Al sindaco Bosso vorrei fare notare che la parola LAICITA’ deriva direttamente dall’ambito ecclesiale: i laici erano, e sono, quelli che non appartengono al clero. Ma soprattutto dovrebbe sapere quanto il concetto di laicità come separazione dell’ordine religioso da quello secolare sia debitore dello stesso Gesù Cristo e della sua parabola sul dare a Dio e dare a Cesare. Va fatto notare, a quasti moderni allergici alla dimensione pubblica della religione, che SENZA DIO NON VI PUO’ ESSERE LAICITA’. Per questo Gesù Cristo dice DARE a Dio e DARE a Cesare. Non solo a Cesare. Perchè? Perchè se Dio non esiste, se è estromesso totalmente dalla vita pubblica, sociale, invividuale, ALLORA CESARE E’ DIO. Allora la politica è Dio, chi comanda è Dio. Solo il mettere Dio al centro o perlomeno a non emarginarlo, è permesso di SECOLARIZZARE, di sdrammatizzare e ironizzare il POTERE DEL MONDO che non è più assoluto perchè il posto dell’assoluto è occupato dall’Assoluto, da Dio.

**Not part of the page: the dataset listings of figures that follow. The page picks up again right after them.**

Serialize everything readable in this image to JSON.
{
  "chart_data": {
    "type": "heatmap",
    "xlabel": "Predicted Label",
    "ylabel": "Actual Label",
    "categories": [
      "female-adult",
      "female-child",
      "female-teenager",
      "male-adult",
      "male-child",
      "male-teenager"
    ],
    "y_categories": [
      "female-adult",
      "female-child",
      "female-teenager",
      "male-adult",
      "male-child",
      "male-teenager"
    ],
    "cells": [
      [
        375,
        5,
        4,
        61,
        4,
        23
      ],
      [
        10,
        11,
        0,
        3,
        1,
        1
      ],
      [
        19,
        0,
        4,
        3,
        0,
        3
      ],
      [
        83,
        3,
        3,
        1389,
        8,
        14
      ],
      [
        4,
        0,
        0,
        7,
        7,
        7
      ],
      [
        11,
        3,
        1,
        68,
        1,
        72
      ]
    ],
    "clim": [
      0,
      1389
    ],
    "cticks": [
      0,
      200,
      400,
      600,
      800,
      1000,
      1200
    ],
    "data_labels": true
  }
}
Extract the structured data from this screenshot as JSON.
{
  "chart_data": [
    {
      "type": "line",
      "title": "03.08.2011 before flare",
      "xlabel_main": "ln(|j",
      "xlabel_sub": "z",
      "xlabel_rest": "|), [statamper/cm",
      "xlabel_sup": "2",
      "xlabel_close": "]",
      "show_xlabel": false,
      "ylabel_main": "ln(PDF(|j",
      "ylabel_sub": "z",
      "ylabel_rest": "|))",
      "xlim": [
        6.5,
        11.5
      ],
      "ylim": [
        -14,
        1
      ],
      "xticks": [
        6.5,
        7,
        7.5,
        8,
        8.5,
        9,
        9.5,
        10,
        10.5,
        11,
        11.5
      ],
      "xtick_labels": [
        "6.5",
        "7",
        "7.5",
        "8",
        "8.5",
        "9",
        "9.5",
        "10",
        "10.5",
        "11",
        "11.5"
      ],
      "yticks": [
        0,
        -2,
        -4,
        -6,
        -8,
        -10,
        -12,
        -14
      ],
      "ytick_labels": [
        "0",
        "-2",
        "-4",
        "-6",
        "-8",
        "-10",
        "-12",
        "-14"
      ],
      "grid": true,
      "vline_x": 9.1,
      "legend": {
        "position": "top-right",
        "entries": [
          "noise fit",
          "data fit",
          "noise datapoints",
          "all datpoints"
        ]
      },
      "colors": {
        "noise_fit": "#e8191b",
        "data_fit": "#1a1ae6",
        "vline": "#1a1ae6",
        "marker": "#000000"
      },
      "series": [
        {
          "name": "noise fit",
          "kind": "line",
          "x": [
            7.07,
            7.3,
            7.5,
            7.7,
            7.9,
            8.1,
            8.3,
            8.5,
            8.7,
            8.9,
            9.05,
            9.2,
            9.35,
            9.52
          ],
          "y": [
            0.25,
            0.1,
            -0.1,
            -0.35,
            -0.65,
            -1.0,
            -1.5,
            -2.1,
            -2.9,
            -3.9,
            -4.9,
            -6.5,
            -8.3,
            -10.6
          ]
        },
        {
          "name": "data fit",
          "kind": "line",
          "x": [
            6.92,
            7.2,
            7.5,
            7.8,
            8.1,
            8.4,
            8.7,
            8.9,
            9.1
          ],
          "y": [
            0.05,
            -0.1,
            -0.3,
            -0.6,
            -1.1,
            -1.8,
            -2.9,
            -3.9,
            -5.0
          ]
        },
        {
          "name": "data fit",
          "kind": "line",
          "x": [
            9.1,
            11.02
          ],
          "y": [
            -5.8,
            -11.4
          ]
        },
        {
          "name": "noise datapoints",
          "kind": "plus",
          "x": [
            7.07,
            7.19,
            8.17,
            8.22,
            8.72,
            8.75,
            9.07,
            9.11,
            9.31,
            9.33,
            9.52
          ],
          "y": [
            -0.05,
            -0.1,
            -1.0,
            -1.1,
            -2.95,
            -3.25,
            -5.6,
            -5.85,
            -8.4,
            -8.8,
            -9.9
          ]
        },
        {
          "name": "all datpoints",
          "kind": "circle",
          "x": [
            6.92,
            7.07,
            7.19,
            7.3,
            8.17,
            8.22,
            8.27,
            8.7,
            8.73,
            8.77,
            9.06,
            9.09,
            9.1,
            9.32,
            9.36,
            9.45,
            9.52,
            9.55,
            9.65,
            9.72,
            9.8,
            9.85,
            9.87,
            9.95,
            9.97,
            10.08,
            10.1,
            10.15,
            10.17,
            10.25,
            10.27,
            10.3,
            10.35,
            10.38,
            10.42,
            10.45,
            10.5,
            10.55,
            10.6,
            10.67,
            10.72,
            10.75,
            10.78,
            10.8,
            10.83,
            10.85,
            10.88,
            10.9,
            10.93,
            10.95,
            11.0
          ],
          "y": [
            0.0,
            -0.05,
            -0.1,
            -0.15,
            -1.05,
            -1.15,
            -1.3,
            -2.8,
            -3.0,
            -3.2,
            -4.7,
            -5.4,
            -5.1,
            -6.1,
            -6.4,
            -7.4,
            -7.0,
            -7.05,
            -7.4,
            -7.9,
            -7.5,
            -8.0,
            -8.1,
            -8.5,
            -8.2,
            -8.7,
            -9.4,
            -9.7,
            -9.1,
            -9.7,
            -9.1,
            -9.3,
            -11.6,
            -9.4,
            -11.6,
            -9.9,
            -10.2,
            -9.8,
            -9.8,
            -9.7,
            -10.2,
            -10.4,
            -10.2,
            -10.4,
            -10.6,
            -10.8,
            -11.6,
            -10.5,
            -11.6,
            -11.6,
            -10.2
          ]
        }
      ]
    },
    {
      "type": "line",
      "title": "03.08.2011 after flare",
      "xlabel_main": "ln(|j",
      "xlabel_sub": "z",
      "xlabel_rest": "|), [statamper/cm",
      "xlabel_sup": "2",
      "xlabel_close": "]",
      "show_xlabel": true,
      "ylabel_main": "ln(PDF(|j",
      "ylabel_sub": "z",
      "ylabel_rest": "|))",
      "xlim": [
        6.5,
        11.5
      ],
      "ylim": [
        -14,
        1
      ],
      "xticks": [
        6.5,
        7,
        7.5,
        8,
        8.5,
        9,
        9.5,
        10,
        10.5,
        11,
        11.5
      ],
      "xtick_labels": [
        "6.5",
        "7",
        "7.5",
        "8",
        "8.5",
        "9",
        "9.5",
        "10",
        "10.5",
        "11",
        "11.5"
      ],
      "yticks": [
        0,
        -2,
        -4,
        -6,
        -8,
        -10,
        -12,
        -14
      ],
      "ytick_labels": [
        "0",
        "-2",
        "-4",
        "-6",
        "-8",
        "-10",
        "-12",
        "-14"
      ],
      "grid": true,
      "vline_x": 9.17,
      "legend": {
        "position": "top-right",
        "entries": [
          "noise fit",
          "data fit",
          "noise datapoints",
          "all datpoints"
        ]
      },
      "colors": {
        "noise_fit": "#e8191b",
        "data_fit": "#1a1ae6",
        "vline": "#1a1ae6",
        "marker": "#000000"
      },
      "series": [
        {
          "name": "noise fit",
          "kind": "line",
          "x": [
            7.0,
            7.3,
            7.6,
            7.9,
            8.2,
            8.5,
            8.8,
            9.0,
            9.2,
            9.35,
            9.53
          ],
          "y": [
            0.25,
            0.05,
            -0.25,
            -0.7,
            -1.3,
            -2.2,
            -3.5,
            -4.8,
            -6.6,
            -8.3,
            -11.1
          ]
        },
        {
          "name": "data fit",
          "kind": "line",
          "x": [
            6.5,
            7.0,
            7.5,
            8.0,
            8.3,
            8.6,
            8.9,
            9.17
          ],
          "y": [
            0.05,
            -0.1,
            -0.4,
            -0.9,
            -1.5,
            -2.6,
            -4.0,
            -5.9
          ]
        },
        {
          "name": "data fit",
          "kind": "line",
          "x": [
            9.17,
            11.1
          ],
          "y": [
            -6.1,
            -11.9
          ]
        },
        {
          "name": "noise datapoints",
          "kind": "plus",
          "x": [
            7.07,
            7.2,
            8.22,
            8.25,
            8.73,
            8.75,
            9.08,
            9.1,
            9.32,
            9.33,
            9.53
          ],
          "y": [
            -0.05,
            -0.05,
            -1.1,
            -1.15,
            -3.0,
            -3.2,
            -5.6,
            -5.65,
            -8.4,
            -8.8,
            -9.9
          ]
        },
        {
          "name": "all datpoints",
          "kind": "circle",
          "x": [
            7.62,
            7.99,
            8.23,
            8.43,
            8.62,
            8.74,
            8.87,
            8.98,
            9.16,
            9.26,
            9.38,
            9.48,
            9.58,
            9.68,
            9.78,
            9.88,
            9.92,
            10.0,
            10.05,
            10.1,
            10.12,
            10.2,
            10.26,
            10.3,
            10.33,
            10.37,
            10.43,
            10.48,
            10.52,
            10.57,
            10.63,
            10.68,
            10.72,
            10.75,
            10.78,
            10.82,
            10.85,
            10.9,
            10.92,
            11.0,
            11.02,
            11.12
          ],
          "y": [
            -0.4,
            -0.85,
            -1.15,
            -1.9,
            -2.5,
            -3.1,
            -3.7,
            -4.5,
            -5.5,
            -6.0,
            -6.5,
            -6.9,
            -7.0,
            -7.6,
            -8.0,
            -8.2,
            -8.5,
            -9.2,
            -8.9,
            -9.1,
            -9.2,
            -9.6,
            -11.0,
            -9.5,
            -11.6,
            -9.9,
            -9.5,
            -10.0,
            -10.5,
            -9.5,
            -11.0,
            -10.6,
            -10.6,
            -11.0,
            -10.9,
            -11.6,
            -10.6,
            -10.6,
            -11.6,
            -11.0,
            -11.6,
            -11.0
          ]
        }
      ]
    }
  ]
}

La Croce è un simbolo, roba da poco, verrebbe da dire, rispetto ad altri problemi ben più importanti. APPUNTO, se è cosa da poco allora la si metta senza problema. In realtà è cosa centrale, segno dei tempi e sintomo di un atteggiamento del “cuore”, individuale e sociale. Ci vuole un SUSSULTO DI POPOLO perchè quel cuore, che ancora ricordiamo implicitamente quando scriviamo una data (2016 dopo Cristo), torni a battere. Perchè i cattolici da marginali e, a volte, utili idioti, tornino centrali nella vita pubblica, e le loro idealità tornino a informare le agende politiche. A iniziare dalla sinistra e dal centrosinistra, più esposta alle seduzioni individualiste del radicalismo (Pannella) di massa.

Infine, una Croce sul luogo dei morti… Cos’altro dà speranza se non la notizia della risurrezione di Cristo? Da allora la storia è cambiata, da allora si conta il tempo che non è più un rotolare verso il nulla. Cambiate il nome anche alla parola CIMITERO, allora. Cimitero vuole dire DORMITORIO, luogo dei giacenti che riposano, che dormono. Non dei non-esistenti, che sarebbe assurdo conservare della polvere, dei nulla. Invece la grande speranza che ci regala quel simbolo, e la parola stessa Cimitero, intrisa di quel significato (dormienti in attesa del risveglio della risurrezione universale), permette la loro conservazione. Solo un’idea di aldilà rende sensata la conservazione dei defunti. E la Croce indica speranza della risurreziuone dei corpi, della realtà terrena, materiale. Pensateci bene, scippatori della speranza, ad eliminare questa forza che dà senso alla lotta, al cambiamento, al raggiungimento di una meta che non sia il nulla. Attenti a eliminare la forza della speranza che quel simbolo rappresenta. Il nulla decostruisce, la paura della morte paralizza, tutte cose che alla politica non convengono.